The message for breeders is clearly that dogs with epilepsy must not be bred. It is advised that dogs that have produced epilepsy on two occasions should also not be bred. The difficulty with dogs that continue to be bred after producing one epileptic puppy is that a second diagnosis of epilepsy in the dog’s progeny may be regarded as something that a conscientious breeder could have avoided. Sharing of pedigrees and diagnosis of epilepsies by breeders and owners will assist in research and reduce the risk of breeding high-risk dogs.
Canine Autoimmune Thyroiditis
This is by far the most common cause of Thyroid Disease and appears usually at early sexual maturity, resulting from the presence of anti-thyroid antibodies in genetically susceptible dogs, which slowly deplete the thyroid gland reserve resulting in hypothyroidism in the older dog. Bitches with these anti-thyroid antibodies can pass them on to their puppies in the colostrum which may then display autoimmune disease or autoimmune thyroiditis as they get older.
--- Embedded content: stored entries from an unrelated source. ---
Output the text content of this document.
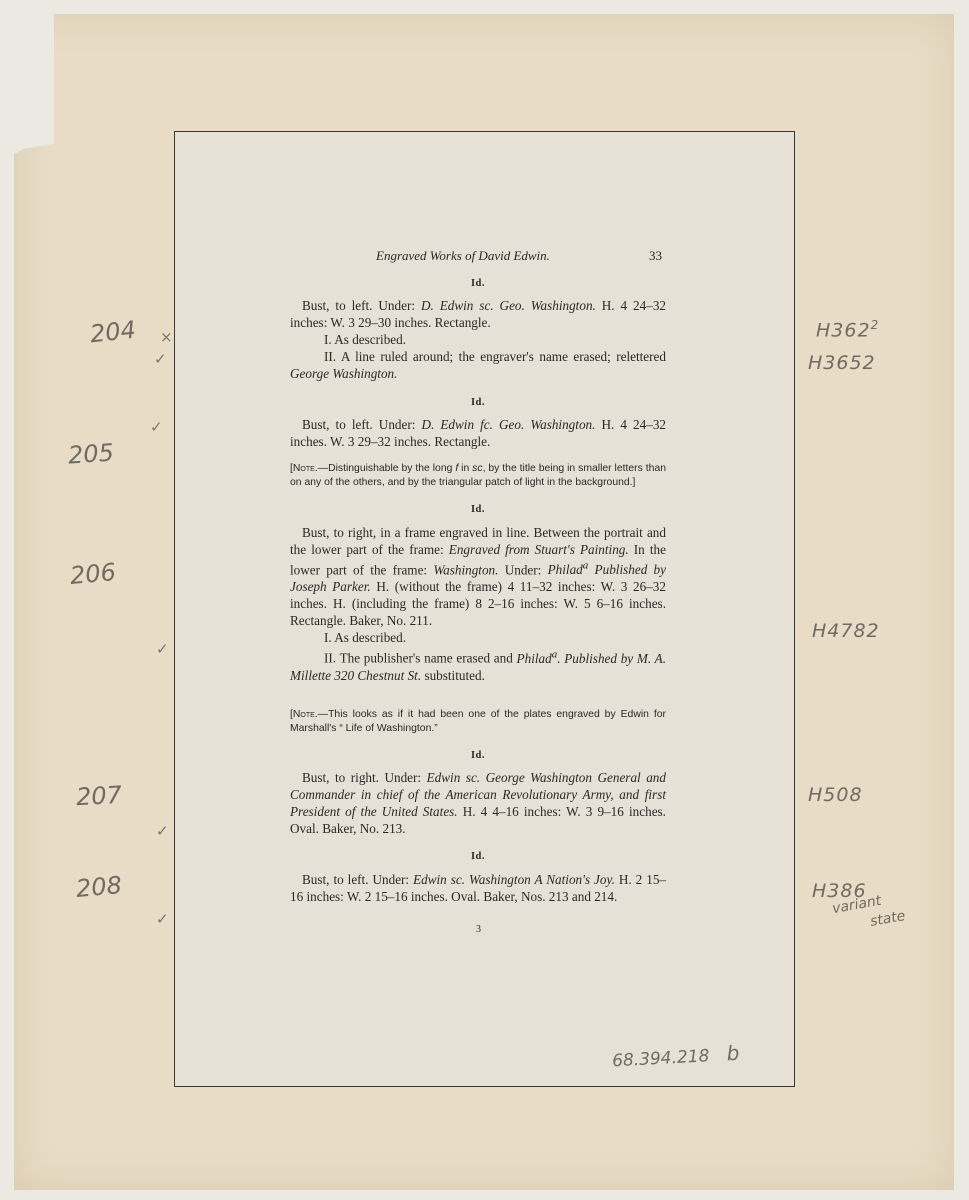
Engraved Works of David Edwin.	33
Id.

Bust, to left. Under: D. Edwin sc. Geo. Washington. H. 4 24–32 inches: W. 3 29–30 inches. Rectangle.

I. As described.

II. A line ruled around; the engraver's name erased; relettered George Washington.

Id.

Bust, to left. Under: D. Edwin fc. Geo. Washington. H. 4 24–32 inches. W. 3 29–32 inches. Rectangle.

[Note.—Distinguishable by the long f in sc, by the title being in smaller letters than on any of the others, and by the triangular patch of light in the background.]
Id.

Bust, to right, in a frame engraved in line. Between the portrait and the lower part of the frame: Engraved from Stuart's Painting. In the lower part of the frame: Washington. Under: Philad$^a$ Published by Joseph Parker. H. (without the frame) 4 11–32 inches: W. 3 26–32 inches. H. (including the frame) 8 2–16 inches: W. 5 6–16 inches. Rectangle. Baker, No. 211.

I. As described.

II. The publisher's name erased and Philad$^a$. Published by M. A. Millette 320 Chestnut St. substituted.

[Note.—This looks as if it had been one of the plates engraved by Edwin for Marshall's “ Life of Washington.”
Id.

Bust, to right. Under: Edwin sc. George Washington General and Commander in chief of the American Revolutionary Army, and first President of the United States. H. 4 4–16 inches: W. 3 9–16 inches. Oval. Baker, No. 213.

Id.

Bust, to left. Under: Edwin sc. Washington A Nation's Joy. H. 2 15–16 inches: W. 2 15–16 inches. Oval. Baker, Nos. 213 and 214.

3
204
205
206
207
208
×
✓
✓
✓
✓
✓
$H362^2$
H3652
H4782
H508
H386
variant
state
68.394.218 b
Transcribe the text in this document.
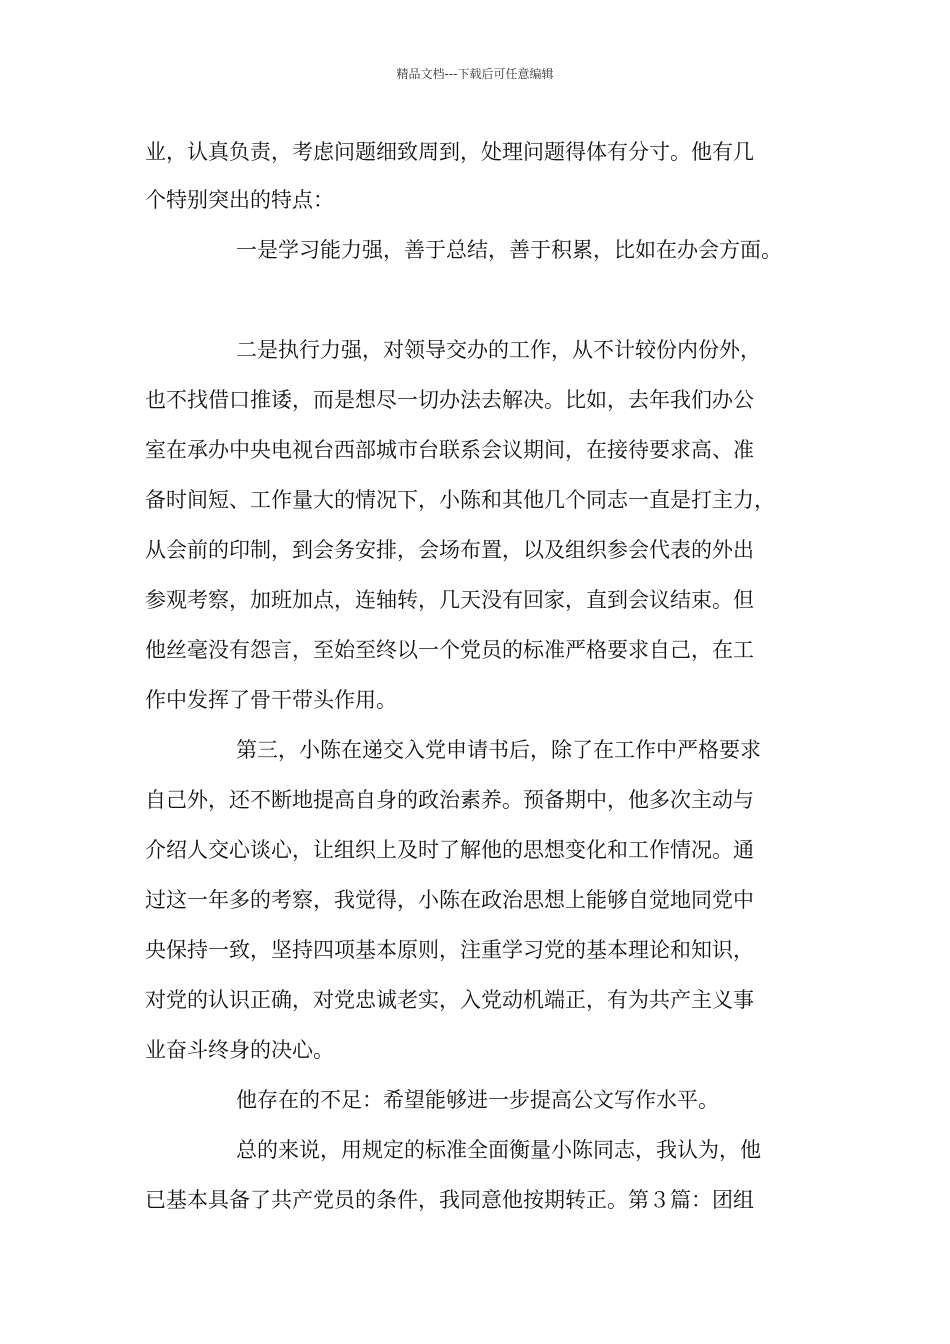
精品文档---下载后可任意编辑
业，认真负责，考虑问题细致周到，处理问题得体有分寸。他有几
个特别突出的特点：
一是学习能力强，善于总结，善于积累，比如在办会方面。
二是执行力强，对领导交办的工作，从不计较份内份外，
也不找借口推诿，而是想尽一切办法去解决。比如，去年我们办公
室在承办中央电视台西部城市台联系会议期间，在接待要求高、准
备时间短、工作量大的情况下，小陈和其他几个同志一直是打主力，
从会前的印制，到会务安排，会场布置，以及组织参会代表的外出
参观考察，加班加点，连轴转，几天没有回家，直到会议结束。但
他丝毫没有怨言，至始至终以一个党员的标准严格要求自己，在工
作中发挥了骨干带头作用。
第三，小陈在递交入党申请书后，除了在工作中严格要求
自己外，还不断地提高自身的政治素养。预备期中，他多次主动与
介绍人交心谈心，让组织上及时了解他的思想变化和工作情况。通
过这一年多的考察，我觉得，小陈在政治思想上能够自觉地同党中
央保持一致，坚持四项基本原则，注重学习党的基本理论和知识，
对党的认识正确，对党忠诚老实，入党动机端正，有为共产主义事
业奋斗终身的决心。
他存在的不足：希望能够进一步提高公文写作水平。
总的来说，用规定的标准全面衡量小陈同志，我认为，他
已基本具备了共产党员的条件，我同意他按期转正。第３篇：团组
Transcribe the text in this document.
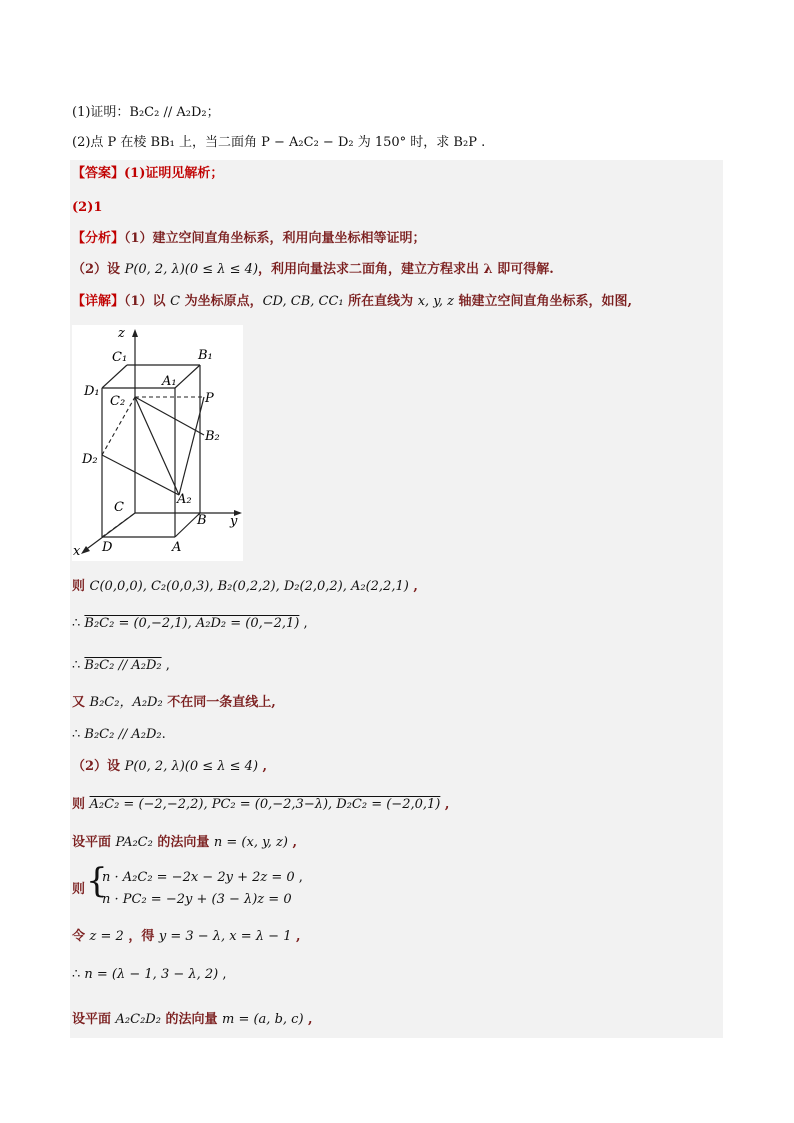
(1)证明：B₂C₂ // A₂D₂；
(2)点 P 在棱 BB₁ 上，当二面角 P − A₂C₂ − D₂ 为 150° 时，求 B₂P .
【答案】(1)证明见解析；
(2)1
【分析】（1）建立空间直角坐标系，利用向量坐标相等证明；
（2）设 P(0, 2, λ)(0 ≤ λ ≤ 4)，利用向量法求二面角，建立方程求出 λ 即可得解.
【详解】（1）以 C 为坐标原点，CD, CB, CC₁ 所在直线为 x, y, z 轴建立空间直角坐标系，如图,
z
y
x
C₁	B₁
A₁
D₁
C₂	P
B₂
D₂
A₂
C
B
D	A
则 C(0,0,0), C₂(0,0,3), B₂(0,2,2), D₂(2,0,2), A₂(2,2,1) ,
∴ B₂C₂ = (0,−2,1), A₂D₂ = (0,−2,1) ,
∴ B₂C₂ // A₂D₂ ,
又 B₂C₂，A₂D₂ 不在同一条直线上,
∴ B₂C₂ // A₂D₂.
（2）设 P(0, 2, λ)(0 ≤ λ ≤ 4) ,
则 A₂C₂ = (−2,−2,2), PC₂ = (0,−2,3−λ), D₂C₂ = (−2,0,1) ,
设平面 PA₂C₂ 的法向量 n = (x, y, z) ,
则 {
n · A₂C₂ = −2x − 2y + 2z = 0 ,
n · PC₂ = −2y + (3 − λ)z = 0
令 z = 2 ，得 y = 3 − λ, x = λ − 1 ,
∴ n = (λ − 1, 3 − λ, 2) ,
设平面 A₂C₂D₂ 的法向量 m = (a, b, c) ,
Thyroid screening is of greatest value at maturity with dogs over a year old and bitches a few weeks after their first season (not close to season) and then on an annual basis. Low levels of thyroid function (<1/2 young healthy animals preferably in the top 1/3rd) should be regarded as indicative of potential disease. The Thyroglobulin Autoantibody (TgAA) test can detect autoimmune thyroiditis up to two years before the onset of symptoms.
Symptoms include weakness, stiffness, seizures, hair-loss, tummy upsets, infertility and cardiac problems. Therefore thyroid testing will be useful where several vague symptoms appear.
Treatment to prevent the progress to full thyroid loss requires giving thyroid hormone twice daily. Thyroiditis is miserable and debilitating and treatment is essential.